We consider skew products $$T_\phi:X\times G\to X\times G,~~(x,g)\mapsto(F_1(x),g\;\!\phi(x)),$$ where $X$ is a compact manifold with probability measure, $G$ a compact Lie group with Lie algebra $\frak g$, $F_1:X\to X$ the time-one map of a measure-preserving flow, and $\phi\in C^1(X,G)$ a cocycle. Then, we define the degree of $\phi$ as a suitable function $P_\phi M_\phi:X\to\frak g$, we show that it transforms in a natural way under Lie group homomorphisms and under the relation of $C^1$-cohomology, and we explain how it generalises previous definitions of degree of a cocycle. For each finite-dimensional irreducible representation $\pi$ of $G$, and $\frak g_\pi$ the Lie algebra of $\pi(G)$, we define in an analogous way the degree of $\pi\circ\phi$ as a suitable function $P_{\pi\circ\phi}M_{\pi\circ\phi}:X\to\frak g_\pi$. If $F_1$ is uniquely ergodic and the functions $\pi\circ\phi$ diagonal, or if $T_\phi$ is uniquely ergodic, then the degree of $\phi$ reduces to a constant in $\frak g$ given by an integral over $X$. As a by-product, we obtain that there is no uniquely ergodic skew product $T_\phi$ with nonzero degree if $G$ is a connected semisimple compact Lie group. Next, we show that $T_\phi$ is mixing in the orthocomplement of the kernel of $P_{\pi\circ\phi}M_{\pi\circ\phi}$, and under some additional assumptions we show that $U_\phi$ has purely absolutely continuous spectrum in that orthocomplement if $(iP_{\pi\circ\phi}M_{\pi\circ\phi})^2$ is strictly positive.

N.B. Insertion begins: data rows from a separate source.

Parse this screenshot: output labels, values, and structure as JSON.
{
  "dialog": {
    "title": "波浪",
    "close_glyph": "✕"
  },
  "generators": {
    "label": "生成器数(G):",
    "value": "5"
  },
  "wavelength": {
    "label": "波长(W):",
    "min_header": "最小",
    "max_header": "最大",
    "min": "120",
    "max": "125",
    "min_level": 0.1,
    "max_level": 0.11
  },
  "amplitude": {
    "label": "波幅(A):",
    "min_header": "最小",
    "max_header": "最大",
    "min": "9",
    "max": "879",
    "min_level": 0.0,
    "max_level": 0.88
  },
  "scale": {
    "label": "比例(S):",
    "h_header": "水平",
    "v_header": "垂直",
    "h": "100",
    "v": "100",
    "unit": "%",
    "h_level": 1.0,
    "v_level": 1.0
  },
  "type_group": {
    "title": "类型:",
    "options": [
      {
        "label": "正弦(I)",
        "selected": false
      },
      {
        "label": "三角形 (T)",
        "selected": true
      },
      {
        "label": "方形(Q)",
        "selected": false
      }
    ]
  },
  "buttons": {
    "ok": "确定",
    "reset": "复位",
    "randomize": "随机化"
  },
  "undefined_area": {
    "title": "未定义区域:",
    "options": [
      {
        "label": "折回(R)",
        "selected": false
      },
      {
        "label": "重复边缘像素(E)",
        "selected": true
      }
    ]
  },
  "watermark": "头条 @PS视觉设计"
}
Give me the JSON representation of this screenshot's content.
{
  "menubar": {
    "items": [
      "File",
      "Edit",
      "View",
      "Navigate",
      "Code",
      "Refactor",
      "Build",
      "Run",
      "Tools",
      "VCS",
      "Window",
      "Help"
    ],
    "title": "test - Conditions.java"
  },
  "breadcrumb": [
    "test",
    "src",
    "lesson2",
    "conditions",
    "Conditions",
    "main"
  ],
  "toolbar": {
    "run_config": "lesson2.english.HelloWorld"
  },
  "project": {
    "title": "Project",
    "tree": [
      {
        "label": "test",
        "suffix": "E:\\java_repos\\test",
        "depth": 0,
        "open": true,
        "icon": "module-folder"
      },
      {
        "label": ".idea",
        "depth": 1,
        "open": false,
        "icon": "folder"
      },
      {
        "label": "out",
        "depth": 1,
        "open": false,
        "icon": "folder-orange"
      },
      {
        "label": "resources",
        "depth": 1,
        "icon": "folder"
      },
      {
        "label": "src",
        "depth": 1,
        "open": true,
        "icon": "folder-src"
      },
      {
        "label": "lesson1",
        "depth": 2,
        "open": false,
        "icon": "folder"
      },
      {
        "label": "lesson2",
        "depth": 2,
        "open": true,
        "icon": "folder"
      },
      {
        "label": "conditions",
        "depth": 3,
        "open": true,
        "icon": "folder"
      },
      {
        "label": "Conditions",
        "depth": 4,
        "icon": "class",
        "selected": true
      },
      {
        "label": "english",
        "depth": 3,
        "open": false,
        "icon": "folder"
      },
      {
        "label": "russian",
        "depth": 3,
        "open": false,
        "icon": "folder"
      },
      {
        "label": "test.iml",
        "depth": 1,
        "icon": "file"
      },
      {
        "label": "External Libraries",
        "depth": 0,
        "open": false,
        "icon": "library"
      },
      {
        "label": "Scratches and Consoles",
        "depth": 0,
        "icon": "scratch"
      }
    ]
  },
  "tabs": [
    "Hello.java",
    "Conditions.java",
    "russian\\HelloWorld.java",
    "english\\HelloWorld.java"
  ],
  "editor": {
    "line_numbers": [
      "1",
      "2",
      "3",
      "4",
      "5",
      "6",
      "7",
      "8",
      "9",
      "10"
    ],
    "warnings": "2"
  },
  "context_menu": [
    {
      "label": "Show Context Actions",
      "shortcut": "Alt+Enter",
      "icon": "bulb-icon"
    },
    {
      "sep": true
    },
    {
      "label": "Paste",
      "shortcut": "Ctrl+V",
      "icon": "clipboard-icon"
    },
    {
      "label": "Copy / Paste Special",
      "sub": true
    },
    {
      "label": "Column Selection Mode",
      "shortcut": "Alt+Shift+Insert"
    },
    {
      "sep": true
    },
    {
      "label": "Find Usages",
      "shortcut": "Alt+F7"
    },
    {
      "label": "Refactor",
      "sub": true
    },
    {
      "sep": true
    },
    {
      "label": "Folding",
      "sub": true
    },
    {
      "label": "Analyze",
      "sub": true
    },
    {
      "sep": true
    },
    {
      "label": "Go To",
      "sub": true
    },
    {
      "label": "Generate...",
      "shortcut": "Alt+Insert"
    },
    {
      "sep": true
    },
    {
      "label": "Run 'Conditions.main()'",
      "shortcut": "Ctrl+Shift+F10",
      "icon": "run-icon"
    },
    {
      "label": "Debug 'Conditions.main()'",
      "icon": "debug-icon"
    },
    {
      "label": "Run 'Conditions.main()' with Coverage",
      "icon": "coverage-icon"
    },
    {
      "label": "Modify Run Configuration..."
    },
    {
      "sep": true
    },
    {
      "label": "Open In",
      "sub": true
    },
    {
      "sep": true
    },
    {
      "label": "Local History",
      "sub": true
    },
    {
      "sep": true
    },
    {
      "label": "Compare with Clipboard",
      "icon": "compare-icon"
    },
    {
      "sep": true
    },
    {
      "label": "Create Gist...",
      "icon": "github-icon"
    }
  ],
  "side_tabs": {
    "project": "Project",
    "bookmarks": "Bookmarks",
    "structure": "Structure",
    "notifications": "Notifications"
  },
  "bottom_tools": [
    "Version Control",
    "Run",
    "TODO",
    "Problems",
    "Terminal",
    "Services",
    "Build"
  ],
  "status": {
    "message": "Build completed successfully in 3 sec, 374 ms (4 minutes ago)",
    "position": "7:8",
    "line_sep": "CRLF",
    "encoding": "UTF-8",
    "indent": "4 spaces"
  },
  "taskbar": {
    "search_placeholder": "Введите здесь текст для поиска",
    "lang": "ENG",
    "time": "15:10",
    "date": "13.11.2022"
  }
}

Summing up these results for each $\pi$, one obtains a global result for the mixing and the absolutely continuous spectrum of $T_\phi$. As an application, we present four explicit cases: when $G$ is a torus, $G=SU(2)$, $G=SO(3,\mathbb R)$, and $G=U(2)$. In each case, the results we obtain are new, or generalise previous results. Our proofs rely on new results on positive commutator methods for unitary operators.